Makale

Makale

Mesnevî-i Şerîf’teki Şâirin Kıssası’nın Patronaj Açısından Okunması

Reading “the Story of the Poet” in Mathnawī in Terms of Patronage

Derya Kılıçkaya
Yıl 2023, Sayı 2, Sayfalar:196-228

In this article, a parable (which will be called as the Poet’s Parable from now on due to its subject) in the
fourth volume of Mawlānā Muhammad Jalāl al-dīn Rūmī’s (d. 672/1273) Mathnawī, which consists of
approximately twenty-five thousand seven hundred couplets will be discussed in terms of patronage. While
reading and evaluating the story in terms of patronage, the commentary of Ahmed Avni Konuk (1868-
1938), who annotated the entire Mathnawī will be used. The poet we encounter in the Poet’s Parable is a
person who keeps his hopes for the world high, and therefore he faces with sadness and grief. However,
Allah is the one who bestows freely. Narrowing hope down to worldly goods is not in accordance with
Allah’s consent. Complying with the desires of not only the patrimonial ruler and but also the royal court
and always being in expectation can harm the poet. It is a known fact that some poets yearn to achieve a
worldly desire, such as obtaining better positions and make efforts to achieve this goal. When the desires
do not come true, sadness will follow it. In this article, we will try to examine “the Story of the Poet” both
in terms of patronage and Sufism. The proposition arisen during this study is as follows: “There is always a
contradiction between our desires and the reality. This contradiction usually ends up with sadness. The one
(“the poet” in this case) who cannot control his/her desires is doomed to blame his/her superior (“the vizier”
according to the story) and be unhappy.” When the story is read, it will be seen that as long as the poet is
willing to wait for blessings from man instead of God, he eventually will become disappointed.
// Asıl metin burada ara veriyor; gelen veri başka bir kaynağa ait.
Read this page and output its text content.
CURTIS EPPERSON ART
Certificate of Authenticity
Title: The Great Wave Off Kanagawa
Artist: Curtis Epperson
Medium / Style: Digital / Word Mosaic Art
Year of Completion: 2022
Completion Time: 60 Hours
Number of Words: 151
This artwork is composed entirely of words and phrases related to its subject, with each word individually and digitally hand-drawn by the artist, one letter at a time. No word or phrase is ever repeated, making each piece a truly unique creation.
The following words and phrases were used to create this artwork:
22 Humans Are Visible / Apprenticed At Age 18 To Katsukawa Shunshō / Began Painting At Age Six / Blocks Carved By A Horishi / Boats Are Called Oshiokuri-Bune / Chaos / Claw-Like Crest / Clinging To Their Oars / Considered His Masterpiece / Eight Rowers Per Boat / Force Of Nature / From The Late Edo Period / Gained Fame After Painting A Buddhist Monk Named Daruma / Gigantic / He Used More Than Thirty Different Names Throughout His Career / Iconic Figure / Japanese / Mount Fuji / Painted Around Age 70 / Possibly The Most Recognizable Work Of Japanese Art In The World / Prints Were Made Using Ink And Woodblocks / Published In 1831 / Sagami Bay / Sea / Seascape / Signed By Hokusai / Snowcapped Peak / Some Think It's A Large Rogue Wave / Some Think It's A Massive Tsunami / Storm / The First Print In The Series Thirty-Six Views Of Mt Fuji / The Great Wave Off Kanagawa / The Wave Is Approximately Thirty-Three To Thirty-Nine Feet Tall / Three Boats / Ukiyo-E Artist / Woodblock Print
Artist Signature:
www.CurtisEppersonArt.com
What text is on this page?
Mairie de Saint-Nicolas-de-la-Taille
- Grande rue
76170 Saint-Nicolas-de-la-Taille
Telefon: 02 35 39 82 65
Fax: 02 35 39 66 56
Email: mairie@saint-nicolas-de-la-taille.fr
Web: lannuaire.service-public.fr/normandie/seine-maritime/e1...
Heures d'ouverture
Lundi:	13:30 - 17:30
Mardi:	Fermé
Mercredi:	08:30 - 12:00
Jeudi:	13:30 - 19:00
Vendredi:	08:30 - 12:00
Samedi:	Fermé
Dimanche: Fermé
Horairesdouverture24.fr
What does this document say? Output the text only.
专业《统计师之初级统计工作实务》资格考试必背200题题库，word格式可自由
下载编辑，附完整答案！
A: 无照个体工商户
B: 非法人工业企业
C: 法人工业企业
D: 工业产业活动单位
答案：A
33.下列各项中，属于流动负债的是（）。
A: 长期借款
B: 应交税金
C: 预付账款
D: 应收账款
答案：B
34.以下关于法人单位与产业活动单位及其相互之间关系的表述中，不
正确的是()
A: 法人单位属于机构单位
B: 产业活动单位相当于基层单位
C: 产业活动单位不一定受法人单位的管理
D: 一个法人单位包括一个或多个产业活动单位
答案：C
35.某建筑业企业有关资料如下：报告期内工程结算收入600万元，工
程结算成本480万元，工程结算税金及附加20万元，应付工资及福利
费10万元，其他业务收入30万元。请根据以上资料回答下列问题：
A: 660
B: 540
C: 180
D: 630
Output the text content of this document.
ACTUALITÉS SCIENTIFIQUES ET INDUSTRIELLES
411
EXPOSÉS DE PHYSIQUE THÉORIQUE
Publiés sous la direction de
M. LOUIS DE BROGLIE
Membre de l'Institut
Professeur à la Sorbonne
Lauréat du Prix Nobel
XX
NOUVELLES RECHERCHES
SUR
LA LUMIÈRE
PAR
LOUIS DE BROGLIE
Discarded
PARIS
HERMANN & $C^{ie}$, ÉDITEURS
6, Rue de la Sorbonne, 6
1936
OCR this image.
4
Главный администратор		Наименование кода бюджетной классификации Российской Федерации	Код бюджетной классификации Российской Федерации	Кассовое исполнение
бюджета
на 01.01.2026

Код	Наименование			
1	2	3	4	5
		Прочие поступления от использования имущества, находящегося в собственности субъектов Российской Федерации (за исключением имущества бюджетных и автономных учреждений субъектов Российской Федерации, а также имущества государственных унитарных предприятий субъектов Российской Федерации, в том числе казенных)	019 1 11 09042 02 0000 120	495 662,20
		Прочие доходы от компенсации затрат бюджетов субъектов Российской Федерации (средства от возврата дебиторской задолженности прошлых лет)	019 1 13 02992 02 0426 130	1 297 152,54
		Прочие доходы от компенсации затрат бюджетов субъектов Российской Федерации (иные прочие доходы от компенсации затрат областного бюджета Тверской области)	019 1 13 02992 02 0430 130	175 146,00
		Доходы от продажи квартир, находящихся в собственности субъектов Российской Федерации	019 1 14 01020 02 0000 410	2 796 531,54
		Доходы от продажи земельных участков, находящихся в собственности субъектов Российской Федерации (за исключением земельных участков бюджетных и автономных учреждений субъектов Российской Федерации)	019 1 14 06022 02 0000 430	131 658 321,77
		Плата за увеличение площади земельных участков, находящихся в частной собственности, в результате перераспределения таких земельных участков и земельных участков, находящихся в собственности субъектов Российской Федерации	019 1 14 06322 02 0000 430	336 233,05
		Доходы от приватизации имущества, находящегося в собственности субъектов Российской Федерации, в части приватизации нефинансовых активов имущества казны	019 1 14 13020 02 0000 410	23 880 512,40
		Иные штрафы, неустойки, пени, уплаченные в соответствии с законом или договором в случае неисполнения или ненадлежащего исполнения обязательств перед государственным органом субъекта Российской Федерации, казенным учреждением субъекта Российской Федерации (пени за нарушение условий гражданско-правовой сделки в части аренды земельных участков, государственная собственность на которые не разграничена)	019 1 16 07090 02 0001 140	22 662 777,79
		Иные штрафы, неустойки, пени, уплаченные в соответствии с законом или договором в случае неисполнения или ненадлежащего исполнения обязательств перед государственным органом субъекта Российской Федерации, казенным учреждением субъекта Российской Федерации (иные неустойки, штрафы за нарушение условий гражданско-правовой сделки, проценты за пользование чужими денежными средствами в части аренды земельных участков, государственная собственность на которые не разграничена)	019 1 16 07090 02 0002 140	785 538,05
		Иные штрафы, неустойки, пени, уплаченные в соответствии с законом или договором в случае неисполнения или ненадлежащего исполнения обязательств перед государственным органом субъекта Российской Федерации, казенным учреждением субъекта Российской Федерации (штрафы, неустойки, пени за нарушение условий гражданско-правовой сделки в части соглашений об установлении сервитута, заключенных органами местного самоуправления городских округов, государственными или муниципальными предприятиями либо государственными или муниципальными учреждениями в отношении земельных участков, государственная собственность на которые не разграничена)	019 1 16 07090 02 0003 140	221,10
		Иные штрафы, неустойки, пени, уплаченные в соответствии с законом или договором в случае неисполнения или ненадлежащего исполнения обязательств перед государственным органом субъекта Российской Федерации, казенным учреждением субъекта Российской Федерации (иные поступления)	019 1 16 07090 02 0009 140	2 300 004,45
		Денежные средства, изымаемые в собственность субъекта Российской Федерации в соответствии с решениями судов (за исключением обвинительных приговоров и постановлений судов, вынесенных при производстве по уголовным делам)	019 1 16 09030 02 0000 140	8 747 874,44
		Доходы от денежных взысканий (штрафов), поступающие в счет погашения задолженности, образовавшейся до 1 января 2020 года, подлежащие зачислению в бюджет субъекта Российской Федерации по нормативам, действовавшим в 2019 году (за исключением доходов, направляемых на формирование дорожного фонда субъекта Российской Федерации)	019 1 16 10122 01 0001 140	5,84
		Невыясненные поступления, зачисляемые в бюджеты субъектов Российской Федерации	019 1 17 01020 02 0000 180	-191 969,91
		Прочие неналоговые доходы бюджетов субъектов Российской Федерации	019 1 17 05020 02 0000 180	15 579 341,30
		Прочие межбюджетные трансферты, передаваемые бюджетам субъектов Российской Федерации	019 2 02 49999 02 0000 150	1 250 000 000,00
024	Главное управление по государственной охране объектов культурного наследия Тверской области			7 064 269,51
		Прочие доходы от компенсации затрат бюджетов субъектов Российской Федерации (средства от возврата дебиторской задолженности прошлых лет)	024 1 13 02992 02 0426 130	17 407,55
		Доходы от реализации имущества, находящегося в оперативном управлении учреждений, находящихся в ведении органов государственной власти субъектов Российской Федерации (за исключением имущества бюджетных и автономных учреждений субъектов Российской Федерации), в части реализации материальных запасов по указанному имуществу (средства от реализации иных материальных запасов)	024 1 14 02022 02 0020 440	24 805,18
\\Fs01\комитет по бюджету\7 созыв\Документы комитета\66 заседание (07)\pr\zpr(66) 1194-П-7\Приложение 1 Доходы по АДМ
Bu yazıda, Mevlânâ Muhammed Celâleddîn Rûmî’nin (ö. 672/1273) yaklaşık yirmi beş bin yedi yüz beyitten
oluşan Mesnevî-i Şerîf’inin dördüncü cildinde yer alan bir kıssa (Bu kıssa konusu itibarıyla Şâirin
Kıssası olarak adlandırılacaktır), patronaj açısından ele alınacaktır. Kıssanın patronaj bakımından okunup
değerlendirilmesi sırasında ise Mesnevî-i Şerîf’in tamamını şerh eden Ahmed Avni Konuk’un (1868-1938)
eserinden istifâde edilecektir. Şâirin Kıssası’nda karşımıza çıkan şâir, dünyaya dair ümidini yüksek tutan
bir kimsedir. Ümit, yüksek tutulduğu için de üzüntü ve keder beraberinde gelir. Hâlbuki Allah, karşılıksız
ihsan edendir. Ümitleri, dünya metâı ile sınırlandırmak ise Allah’ın rızasına uygun değildir. Patrimonyal
hükümdarın ve saray yaşamının arzularına uymak, hep bir beklenti içinde olmak, şâire zarar verebilir.
Şâirlerin bazılarının dünyevi bir arzuya ulaşmak, daha iyi makamlar elde etmek gibi sâiklerle yanıp tutuştuğu
ve bu uğurda gayret sarf ettiği edebiyat tarihinin bilinen hakikatlerindendir. Ancak arzulananlar gerçekleşmediğinde
beraberinde üzüntü gelir. Bu yazıda, Hazret-i Mevlânâ’nın Şâirin Kıssası olarak adlandırılan
hikâyesinin hem patronaj açısından hem de tasavvufî açıdan ne söylediğine yoğunlaşılacaktır. Bu odaklanma
sırasında geliştirilen önerme ise şu şekildedir: “Arzularımız ile gerçekleşecekler arasında her zaman
çelişki olur. Bu çelişki, bizim hanemize üzüntü olarak geri döner. Arzularını gemleyemeyen şâir, patronunu
suçlamaya ve mutsuz olmaya mahkûmdur.” Kıssa okunduğunda, Hakk’ın değil de insanın ihsanına takılıp kalan ve onu gözeten şâirin, eninde sonunda üzüldüğü görülecektir.